At about Mach 0.9, the main spar cracked and the wings folded. The Swallow broke apart. The cockpit, with Geoffrey Jr. still strapped in, fell into the Thames mudflats. His body was found ten days later.
“Geoffrey de Havilland was one of the outstanding test pilots in the country. In the exploration of the unknown threshold of sonic flight, a combination of skill and cool courage are qualities demanding the utmost of test pilots. Geoffrey de Havilland had these qualities in a very high degree.”
— FLIGHT magazine, October 1946
A Lesson Written in Blood
The accident investigation found that the Swallow’s pitch instability — well known but never fully understood — had built into a divergent oscillation that the aircraft’s structure could not survive. The findings reshaped the design philosophy at de Havilland and the broader British industry.
By the time the Comet’s definitive design was settled, the tailless configuration had been abandoned in favour of a conventional tail. The Comet’s modestly swept wing and conservative cruise speed kept it well clear of the transonic regime that had killed Geoffrey Jr. de Havilland.

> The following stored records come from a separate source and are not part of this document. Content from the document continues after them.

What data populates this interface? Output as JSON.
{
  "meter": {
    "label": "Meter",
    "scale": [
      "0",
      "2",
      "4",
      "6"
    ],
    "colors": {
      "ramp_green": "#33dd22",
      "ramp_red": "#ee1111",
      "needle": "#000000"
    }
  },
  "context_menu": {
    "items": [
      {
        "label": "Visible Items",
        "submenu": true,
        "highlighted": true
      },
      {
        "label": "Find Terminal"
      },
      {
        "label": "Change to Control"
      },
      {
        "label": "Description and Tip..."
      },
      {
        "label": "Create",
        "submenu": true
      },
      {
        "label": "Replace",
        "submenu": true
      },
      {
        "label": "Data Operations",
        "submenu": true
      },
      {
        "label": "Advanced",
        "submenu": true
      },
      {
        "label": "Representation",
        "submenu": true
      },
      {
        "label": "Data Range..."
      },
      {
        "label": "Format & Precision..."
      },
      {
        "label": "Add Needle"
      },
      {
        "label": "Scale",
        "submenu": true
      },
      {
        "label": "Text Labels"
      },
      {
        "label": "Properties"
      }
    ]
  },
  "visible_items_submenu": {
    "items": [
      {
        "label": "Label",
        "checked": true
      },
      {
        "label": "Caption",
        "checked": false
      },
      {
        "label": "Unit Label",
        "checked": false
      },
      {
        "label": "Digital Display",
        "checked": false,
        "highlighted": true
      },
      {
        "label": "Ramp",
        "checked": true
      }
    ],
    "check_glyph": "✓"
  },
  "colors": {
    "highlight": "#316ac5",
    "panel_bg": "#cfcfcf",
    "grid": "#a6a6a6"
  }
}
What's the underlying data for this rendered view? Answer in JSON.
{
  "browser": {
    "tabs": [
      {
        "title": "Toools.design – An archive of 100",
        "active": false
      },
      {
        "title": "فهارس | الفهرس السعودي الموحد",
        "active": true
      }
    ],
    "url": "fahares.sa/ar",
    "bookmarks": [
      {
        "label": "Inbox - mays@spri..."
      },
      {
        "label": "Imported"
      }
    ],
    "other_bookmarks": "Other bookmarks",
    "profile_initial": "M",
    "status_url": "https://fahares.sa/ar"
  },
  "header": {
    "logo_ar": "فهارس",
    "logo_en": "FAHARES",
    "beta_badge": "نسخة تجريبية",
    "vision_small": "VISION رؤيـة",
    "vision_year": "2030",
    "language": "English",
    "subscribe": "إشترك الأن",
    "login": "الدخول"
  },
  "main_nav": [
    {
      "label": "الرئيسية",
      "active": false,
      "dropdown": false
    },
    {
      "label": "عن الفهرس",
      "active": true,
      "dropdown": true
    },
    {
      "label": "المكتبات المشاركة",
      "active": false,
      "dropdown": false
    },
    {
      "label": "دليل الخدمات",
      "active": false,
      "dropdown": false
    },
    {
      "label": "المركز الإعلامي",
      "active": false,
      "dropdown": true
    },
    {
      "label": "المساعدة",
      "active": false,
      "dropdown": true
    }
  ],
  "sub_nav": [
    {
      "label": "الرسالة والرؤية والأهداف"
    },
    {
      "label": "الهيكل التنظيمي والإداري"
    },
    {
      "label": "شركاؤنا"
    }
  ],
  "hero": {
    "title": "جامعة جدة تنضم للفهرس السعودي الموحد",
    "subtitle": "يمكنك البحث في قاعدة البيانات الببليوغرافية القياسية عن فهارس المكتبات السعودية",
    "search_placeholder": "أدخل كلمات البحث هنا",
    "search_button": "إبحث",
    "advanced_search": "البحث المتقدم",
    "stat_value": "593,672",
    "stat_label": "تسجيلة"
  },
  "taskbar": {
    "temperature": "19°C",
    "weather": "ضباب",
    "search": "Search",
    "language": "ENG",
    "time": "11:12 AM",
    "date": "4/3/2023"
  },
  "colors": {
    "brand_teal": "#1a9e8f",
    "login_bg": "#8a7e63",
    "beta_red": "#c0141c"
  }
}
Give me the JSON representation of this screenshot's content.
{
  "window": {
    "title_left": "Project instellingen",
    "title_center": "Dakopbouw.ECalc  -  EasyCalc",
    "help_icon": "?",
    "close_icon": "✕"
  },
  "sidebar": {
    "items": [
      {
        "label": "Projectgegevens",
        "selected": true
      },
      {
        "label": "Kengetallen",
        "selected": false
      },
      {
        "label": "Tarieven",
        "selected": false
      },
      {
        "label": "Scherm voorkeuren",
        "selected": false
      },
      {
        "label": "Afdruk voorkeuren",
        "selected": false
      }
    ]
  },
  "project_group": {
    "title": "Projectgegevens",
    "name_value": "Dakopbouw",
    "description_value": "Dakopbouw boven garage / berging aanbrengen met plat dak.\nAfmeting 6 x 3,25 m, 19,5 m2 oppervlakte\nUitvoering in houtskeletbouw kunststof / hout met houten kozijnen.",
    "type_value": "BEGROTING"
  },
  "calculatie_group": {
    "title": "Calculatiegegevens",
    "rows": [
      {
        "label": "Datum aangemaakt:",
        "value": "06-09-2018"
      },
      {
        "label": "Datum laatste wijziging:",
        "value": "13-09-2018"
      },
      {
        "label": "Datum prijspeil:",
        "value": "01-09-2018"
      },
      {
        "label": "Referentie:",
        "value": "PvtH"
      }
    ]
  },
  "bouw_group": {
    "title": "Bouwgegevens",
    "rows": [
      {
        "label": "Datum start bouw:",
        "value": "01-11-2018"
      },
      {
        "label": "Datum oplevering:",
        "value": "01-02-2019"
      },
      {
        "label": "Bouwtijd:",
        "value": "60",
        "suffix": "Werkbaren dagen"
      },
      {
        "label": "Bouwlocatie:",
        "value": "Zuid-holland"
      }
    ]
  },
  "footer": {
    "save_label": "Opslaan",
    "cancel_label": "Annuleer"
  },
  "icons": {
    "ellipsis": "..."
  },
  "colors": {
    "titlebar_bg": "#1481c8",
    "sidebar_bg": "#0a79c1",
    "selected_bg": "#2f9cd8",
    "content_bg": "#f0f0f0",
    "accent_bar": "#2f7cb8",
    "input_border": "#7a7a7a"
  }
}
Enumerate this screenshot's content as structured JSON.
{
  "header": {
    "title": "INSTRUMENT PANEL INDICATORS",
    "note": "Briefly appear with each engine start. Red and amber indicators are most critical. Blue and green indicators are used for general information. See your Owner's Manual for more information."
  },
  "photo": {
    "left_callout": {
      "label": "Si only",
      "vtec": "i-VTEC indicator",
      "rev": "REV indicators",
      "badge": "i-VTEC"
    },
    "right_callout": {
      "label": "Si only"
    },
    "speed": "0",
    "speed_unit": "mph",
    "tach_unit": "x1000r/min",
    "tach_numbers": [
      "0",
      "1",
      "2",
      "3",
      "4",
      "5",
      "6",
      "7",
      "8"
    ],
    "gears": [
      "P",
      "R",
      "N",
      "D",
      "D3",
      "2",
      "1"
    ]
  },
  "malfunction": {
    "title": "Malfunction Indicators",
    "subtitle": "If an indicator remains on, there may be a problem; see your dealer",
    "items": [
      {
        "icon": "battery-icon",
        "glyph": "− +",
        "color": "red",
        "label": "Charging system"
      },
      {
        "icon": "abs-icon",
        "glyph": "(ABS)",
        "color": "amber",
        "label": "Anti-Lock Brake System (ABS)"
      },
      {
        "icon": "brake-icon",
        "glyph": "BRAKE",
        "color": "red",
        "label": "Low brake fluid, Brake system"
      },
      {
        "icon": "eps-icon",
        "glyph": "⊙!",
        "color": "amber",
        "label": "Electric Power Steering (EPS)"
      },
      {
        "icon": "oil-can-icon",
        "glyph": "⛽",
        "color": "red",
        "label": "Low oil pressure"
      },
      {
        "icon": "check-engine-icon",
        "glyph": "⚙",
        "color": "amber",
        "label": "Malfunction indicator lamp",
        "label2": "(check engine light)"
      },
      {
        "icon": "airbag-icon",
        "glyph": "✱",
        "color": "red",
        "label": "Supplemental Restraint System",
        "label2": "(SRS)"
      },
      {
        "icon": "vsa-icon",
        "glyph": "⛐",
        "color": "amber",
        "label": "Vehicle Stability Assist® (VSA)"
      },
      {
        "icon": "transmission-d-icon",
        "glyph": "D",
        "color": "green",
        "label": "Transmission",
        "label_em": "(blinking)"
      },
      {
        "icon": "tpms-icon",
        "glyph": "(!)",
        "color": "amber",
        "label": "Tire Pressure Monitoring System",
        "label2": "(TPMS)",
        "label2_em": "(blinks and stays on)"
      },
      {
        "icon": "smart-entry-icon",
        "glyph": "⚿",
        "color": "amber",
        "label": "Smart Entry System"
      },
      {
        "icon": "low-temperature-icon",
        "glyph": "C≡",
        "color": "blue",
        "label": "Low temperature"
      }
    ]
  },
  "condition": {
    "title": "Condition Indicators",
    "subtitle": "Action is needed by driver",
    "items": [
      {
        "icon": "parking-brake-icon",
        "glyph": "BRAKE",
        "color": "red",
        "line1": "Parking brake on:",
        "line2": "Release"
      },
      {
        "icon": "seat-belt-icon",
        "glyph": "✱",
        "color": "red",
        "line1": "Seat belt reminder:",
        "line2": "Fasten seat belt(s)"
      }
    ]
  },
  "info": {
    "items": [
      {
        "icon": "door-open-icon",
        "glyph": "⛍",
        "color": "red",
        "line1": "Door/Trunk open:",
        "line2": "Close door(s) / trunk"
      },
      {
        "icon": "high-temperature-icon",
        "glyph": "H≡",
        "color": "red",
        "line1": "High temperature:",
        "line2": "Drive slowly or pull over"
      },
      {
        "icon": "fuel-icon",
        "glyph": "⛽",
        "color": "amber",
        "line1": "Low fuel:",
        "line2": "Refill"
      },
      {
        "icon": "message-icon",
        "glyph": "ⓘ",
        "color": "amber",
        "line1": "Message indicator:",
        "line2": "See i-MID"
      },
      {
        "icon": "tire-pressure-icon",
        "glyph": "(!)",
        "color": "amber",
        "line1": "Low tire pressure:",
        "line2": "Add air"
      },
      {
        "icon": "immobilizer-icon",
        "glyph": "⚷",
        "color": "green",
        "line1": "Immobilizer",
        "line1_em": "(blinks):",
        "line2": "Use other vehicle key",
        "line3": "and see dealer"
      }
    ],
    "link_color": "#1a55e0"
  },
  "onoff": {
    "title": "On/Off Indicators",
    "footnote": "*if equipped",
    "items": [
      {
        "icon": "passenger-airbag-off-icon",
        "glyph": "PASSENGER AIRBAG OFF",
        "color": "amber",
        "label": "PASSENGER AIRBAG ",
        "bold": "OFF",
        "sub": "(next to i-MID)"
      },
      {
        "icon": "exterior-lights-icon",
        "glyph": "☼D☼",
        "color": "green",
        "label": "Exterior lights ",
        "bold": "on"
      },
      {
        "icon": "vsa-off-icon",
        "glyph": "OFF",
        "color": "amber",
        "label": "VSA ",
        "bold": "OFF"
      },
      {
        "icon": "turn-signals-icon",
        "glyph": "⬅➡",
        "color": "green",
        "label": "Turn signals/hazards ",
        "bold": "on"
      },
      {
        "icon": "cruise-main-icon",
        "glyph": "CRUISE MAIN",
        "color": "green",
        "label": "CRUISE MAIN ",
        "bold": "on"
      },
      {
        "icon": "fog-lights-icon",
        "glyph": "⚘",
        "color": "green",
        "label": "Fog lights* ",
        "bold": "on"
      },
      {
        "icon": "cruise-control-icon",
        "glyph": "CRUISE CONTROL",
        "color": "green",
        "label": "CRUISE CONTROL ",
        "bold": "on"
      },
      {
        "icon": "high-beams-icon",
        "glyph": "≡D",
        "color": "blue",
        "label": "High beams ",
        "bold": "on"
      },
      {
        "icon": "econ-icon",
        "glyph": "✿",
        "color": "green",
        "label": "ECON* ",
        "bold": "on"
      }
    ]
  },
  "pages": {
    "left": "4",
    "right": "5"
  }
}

The Comet would have its own tragedies — fuselage fatigue cracks at the corners of its square windows would take down two airframes in 1954. But the airliner that finally entered service was a safer aircraft for the lessons learned from the Swallow.
Geoffrey Jr. de Havilland had given his life for those lessons. He was the second de Havilland son the family had buried in three years. Supersonic flight itself was finally achieved the following year by Chuck Yeager and the Bell X-1 — but Geoffrey Jr. was among the first to die in its pursuit. He should be remembered.
“A killer. Nasty stall. Vicious undamped longitudinal oscillation at speed in bumps.”Sources: de Havilland Aircraft Museum, RAF Museum archives, Eric Brown’s memoirs.